India yesterday lodged a second formal protest with the US over a strike on a commercial tanker off Oman that killed three Indian sailors, a rare diplomatic escalation more than three months into the Iran war.
The move comes as families of the dead are grieving and pressing New Delhi to do more to protect its mariners working in the Gulf.
With hundreds of thousands of Indians employed at sea, the deaths have intensified calls for stronger government advisories and safeguards for crews transiting conflict zones.
The strike off Oman killed three sailors in total, all Indian nationals, according to Indian officials.
The remaining 21 Indian crew members aboard the Settebello survived.
The US military’s Central Command said an aircraft fired precision munitions into the vessel’s engine room after the crew “repeatedly failed to comply with directions from American forces”.
It said the strike was part of an ongoing blockade targeting oil shipments from Iran launched after Tehran sharply curtailed shipping through the Strait of Hormuz, which carried a fifth of the world’s oil and liquefied natural gas before the conflict.
India’s foreign ministry said it had summoned the US chargé d’affaires to convey “its deep concern over the use of lethal and deadly force against civilian shipping”.
The US embassy in Delhi did not respond to a request for comment.
The deaths have prompted calls on India’s Prime Minister Narendra Modi to go beyond registering protests.
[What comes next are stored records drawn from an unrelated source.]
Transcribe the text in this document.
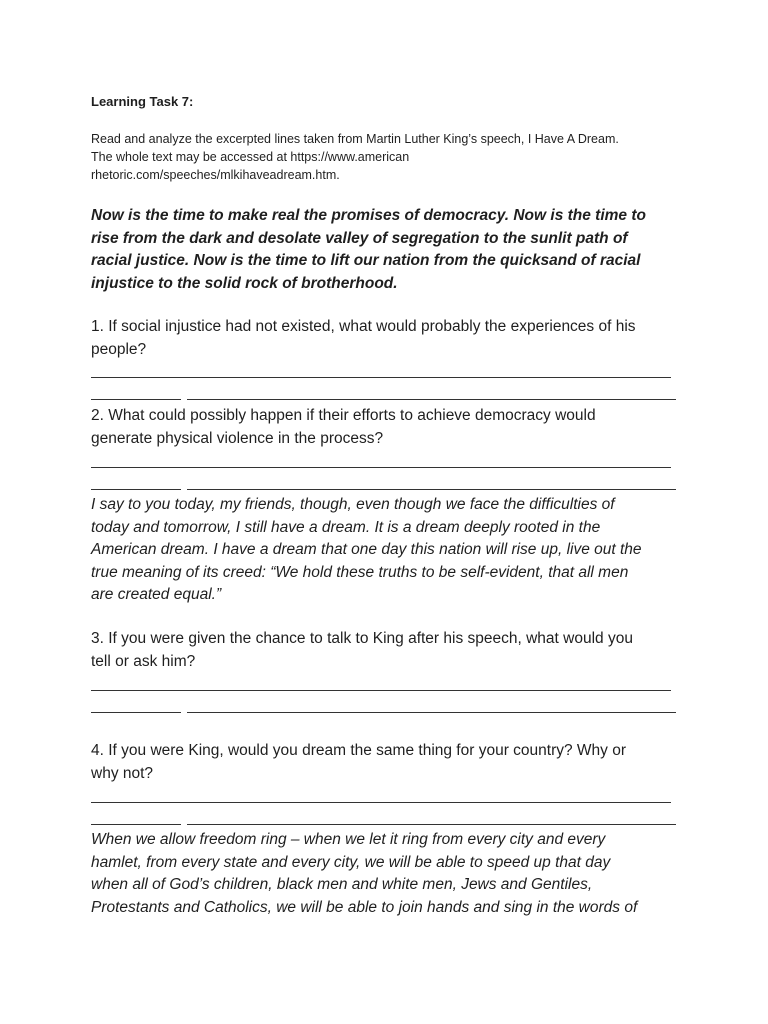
Learning Task 7:
Read and analyze the excerpted lines taken from Martin Luther King’s speech, I Have A Dream.
The whole text may be accessed at https://www.american
rhetoric.com/speeches/mlkihaveadream.htm.
Now is the time to make real the promises of democracy. Now is the time to
rise from the dark and desolate valley of segregation to the sunlit path of
racial justice. Now is the time to lift our nation from the quicksand of racial
injustice to the solid rock of brotherhood.
1. If social injustice had not existed, what would probably the experiences of his
people?
2. What could possibly happen if their efforts to achieve democracy would
generate physical violence in the process?
I say to you today, my friends, though, even though we face the difficulties of
today and tomorrow, I still have a dream. It is a dream deeply rooted in the
American dream. I have a dream that one day this nation will rise up, live out the
true meaning of its creed: “We hold these truths to be self-evident, that all men
are created equal.”
3. If you were given the chance to talk to King after his speech, what would you
tell or ask him?
4. If you were King, would you dream the same thing for your country? Why or
why not?
When we allow freedom ring – when we let it ring from every city and every
hamlet, from every state and every city, we will be able to speed up that day
when all of God’s children, black men and white men, Jews and Gentiles,
Protestants and Catholics, we will be able to join hands and sing in the words of
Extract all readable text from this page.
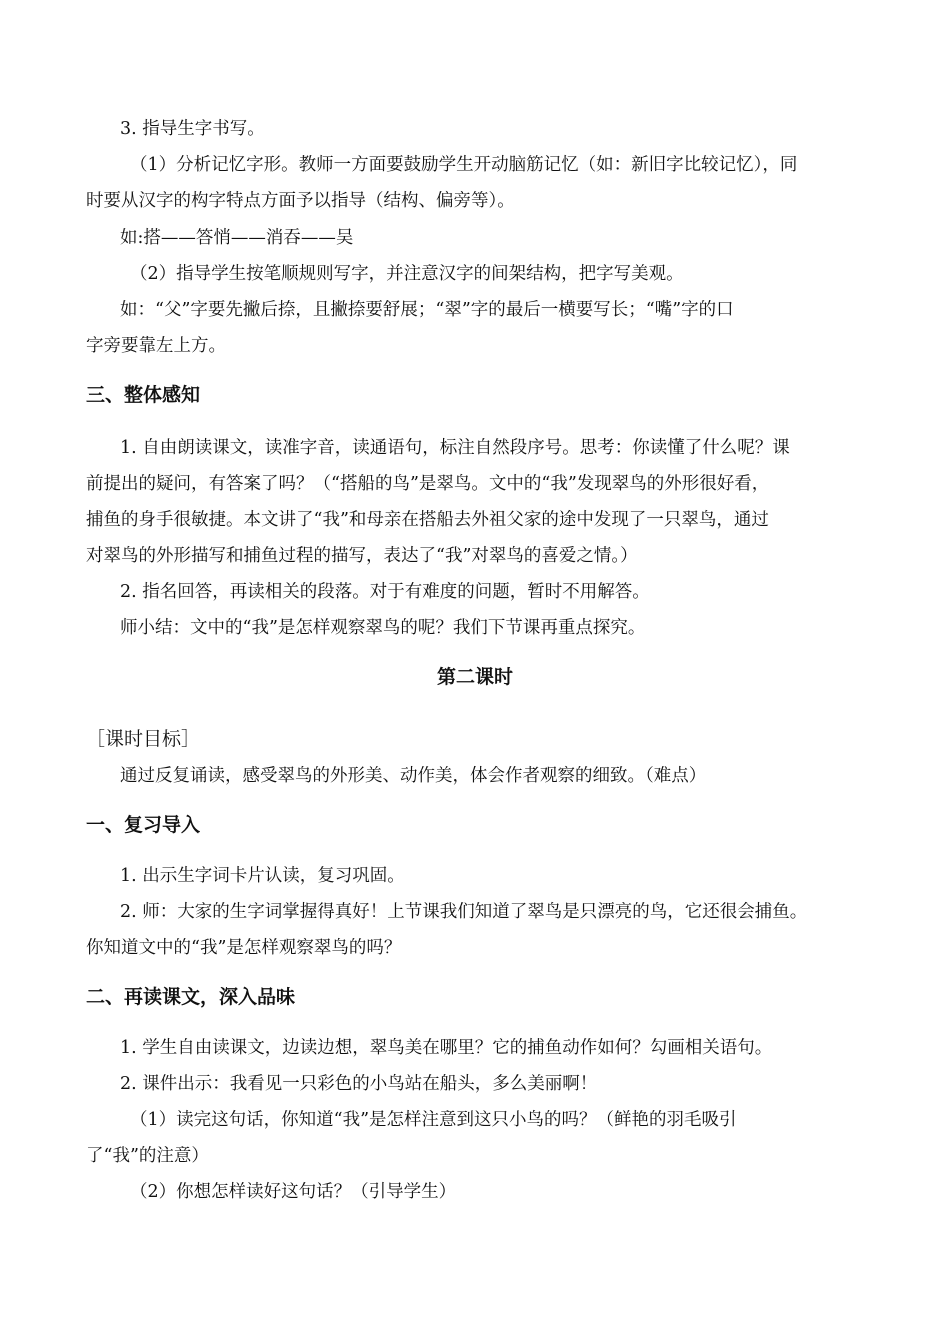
3. 指导生字书写。
（1）分析记忆字形。教师一方面要鼓励学生开动脑筋记忆（如：新旧字比较记忆），同
时要从汉字的构字特点方面予以指导（结构、偏旁等）。
如:搭——答悄——消吞——吴
（2）指导学生按笔顺规则写字，并注意汉字的间架结构，把字写美观。
如：“父”字要先撇后捺，且撇捺要舒展；“翠”字的最后一横要写长；“嘴”字的口
字旁要靠左上方。
三、整体感知
1. 自由朗读课文，读准字音，读通语句，标注自然段序号。思考：你读懂了什么呢？课
前提出的疑问，有答案了吗？（“搭船的鸟”是翠鸟。文中的“我”发现翠鸟的外形很好看，
捕鱼的身手很敏捷。本文讲了“我”和母亲在搭船去外祖父家的途中发现了一只翠鸟，通过
对翠鸟的外形描写和捕鱼过程的描写，表达了“我”对翠鸟的喜爱之情。）
2. 指名回答，再读相关的段落。对于有难度的问题，暂时不用解答。
师小结：文中的“我”是怎样观察翠鸟的呢？我们下节课再重点探究。
第二课时
［课时目标］
通过反复诵读，感受翠鸟的外形美、动作美，体会作者观察的细致。（难点）
一、复习导入
1. 出示生字词卡片认读，复习巩固。
2. 师：大家的生字词掌握得真好！上节课我们知道了翠鸟是只漂亮的鸟，它还很会捕鱼。
你知道文中的“我”是怎样观察翠鸟的吗？
二、再读课文，深入品味
1. 学生自由读课文，边读边想，翠鸟美在哪里？它的捕鱼动作如何？勾画相关语句。
2. 课件出示：我看见一只彩色的小鸟站在船头，多么美丽啊！
（1）读完这句话，你知道“我”是怎样注意到这只小鸟的吗？（鲜艳的羽毛吸引
了“我”的注意）
（2）你想怎样读好这句话？（引导学生）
India – the world’s second-largest supplier of seafarers behind the Philippines according to government figures – has had to pay a huge cost for the conflict it played no part in starting, say opposition and other critics.
Such attacks could deter workers from taking up seafaring jobs, potentially worsening labour shortages in the industry, said Manoj Yadav, general secretary of the Forward Seamen’s Union of India.